The solar winds measured in situ have been classified in at least two types based on their bulk properties: “fast” (>500 km/s) wind from coronal holes and the “slow” (`<`500 km/s) solar wind (SSW) of enigmatic origin. The winds originate in the solar corona, a multi-species, multi-temperature magnetised plasma heated by yet undetermined processes. The trace elements (minor heavy ions) transported in the winds exhibit peculiar properties that are suspected signatures of the fundamental plasma processes at play during the heating of the corona and the release process of the wind. For example, spectroscopic observations show that the abundance of a subset of these minor ions, those with low First Ionisation Potential (FIP) (such as Mg, Si, Fe), is much higher in the solar corona than in the photosphere.

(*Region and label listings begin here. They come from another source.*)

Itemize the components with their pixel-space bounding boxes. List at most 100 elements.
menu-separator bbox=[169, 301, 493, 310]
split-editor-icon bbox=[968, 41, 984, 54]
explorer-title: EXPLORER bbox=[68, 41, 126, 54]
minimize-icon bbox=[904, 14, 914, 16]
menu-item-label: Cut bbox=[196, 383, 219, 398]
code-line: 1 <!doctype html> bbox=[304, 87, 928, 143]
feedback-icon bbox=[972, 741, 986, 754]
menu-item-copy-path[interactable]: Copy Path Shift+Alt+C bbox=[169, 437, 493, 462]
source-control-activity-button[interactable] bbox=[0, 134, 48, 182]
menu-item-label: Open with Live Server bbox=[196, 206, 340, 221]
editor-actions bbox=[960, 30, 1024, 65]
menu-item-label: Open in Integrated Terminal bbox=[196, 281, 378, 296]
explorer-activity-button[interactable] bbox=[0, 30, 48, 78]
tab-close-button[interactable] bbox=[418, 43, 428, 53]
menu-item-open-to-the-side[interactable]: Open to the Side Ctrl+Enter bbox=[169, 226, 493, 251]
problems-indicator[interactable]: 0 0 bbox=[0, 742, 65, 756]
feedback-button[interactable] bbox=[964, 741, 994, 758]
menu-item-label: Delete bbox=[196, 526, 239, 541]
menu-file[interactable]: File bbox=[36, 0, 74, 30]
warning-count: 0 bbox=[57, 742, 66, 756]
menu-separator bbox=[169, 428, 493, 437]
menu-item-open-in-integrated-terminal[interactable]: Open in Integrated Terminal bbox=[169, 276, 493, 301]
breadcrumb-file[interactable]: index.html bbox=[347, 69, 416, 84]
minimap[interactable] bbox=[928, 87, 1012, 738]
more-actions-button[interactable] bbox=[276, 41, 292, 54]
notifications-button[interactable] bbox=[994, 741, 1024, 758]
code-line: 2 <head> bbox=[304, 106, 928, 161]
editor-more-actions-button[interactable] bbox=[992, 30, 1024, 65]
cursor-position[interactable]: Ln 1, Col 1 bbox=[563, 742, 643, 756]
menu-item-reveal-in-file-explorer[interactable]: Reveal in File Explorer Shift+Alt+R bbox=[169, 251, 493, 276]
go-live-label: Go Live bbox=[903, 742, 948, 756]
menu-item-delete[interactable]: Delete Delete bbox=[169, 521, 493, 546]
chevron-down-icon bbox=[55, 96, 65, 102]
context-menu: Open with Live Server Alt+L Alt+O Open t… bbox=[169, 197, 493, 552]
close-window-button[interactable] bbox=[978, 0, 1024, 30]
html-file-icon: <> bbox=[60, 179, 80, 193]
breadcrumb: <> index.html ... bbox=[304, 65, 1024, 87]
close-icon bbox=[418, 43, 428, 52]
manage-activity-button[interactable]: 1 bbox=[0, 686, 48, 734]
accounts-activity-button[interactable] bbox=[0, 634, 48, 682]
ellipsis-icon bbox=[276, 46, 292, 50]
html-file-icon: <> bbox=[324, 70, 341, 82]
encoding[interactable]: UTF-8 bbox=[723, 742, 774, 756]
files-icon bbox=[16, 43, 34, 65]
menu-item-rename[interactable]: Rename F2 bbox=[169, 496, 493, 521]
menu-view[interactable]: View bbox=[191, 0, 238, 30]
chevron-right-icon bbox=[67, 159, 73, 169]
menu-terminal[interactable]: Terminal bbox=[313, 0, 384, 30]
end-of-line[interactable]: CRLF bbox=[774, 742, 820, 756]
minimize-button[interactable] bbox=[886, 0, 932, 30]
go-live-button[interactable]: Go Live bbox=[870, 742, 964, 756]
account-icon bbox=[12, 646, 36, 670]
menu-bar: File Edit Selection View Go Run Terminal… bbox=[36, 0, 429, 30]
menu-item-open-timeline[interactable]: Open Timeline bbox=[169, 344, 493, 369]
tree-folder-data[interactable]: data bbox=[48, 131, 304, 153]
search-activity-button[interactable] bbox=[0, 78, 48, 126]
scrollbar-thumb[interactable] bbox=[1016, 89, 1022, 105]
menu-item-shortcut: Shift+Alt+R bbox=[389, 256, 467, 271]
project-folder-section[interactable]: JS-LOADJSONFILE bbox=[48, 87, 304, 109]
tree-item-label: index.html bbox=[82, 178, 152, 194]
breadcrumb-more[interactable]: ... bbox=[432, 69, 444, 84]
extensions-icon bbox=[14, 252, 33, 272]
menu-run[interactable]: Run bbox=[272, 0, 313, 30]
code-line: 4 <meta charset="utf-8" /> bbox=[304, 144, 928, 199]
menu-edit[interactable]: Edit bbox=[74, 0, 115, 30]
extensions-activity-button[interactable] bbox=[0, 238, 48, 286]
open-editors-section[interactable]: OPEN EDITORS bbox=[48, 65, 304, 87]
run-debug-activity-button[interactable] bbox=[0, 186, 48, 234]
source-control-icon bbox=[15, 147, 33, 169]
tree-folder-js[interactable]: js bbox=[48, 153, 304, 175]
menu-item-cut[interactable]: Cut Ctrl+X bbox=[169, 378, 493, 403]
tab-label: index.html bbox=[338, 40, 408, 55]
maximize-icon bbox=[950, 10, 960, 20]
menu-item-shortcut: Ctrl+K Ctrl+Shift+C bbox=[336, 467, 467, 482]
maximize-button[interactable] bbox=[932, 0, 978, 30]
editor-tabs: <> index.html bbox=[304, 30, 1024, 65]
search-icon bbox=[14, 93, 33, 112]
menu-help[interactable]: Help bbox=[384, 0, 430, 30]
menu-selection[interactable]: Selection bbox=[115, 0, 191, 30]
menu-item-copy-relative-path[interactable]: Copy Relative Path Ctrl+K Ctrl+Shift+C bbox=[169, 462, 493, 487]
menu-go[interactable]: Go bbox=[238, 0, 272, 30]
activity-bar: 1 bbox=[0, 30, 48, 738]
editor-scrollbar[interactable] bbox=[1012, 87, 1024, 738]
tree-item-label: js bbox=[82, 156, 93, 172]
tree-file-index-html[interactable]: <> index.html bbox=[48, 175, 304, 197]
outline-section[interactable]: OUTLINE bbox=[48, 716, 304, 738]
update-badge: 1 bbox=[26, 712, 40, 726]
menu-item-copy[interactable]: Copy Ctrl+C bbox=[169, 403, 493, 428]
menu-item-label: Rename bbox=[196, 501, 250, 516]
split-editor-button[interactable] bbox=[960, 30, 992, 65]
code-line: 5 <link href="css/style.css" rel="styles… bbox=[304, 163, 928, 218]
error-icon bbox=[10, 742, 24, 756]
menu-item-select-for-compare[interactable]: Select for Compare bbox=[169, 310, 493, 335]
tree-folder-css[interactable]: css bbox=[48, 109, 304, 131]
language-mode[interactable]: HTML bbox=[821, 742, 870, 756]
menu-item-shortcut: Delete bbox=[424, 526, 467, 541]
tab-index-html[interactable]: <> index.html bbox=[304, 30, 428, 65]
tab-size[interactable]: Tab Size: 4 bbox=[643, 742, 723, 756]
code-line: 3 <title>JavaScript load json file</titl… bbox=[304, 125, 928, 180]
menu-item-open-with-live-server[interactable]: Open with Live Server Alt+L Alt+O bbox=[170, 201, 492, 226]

Since the magnitude of this ‘FIP effect’ in closed field regions of the corona is similar to that measured in the SSW, it has been argued that the SSW forms by the release onto open magnetic field lines of plasma initially confined to closed field regions of the corona (dynamic theory of the SSW). An alternative theory (here termed ‘quasi-steady state’) suggests that the SSW exists regardless of these magnetic reconfigurations and is formed along open magnetic flux tubes that undergo strong expansion between the photosphere and the upper corona. The fractionation of elements according to their ionisation potential is also seen in other stellar coronae and the process reduces as one moves to later spectral types with measured inverse-FIP effects detected seldomly in the solar corona and frequently on M-type stars.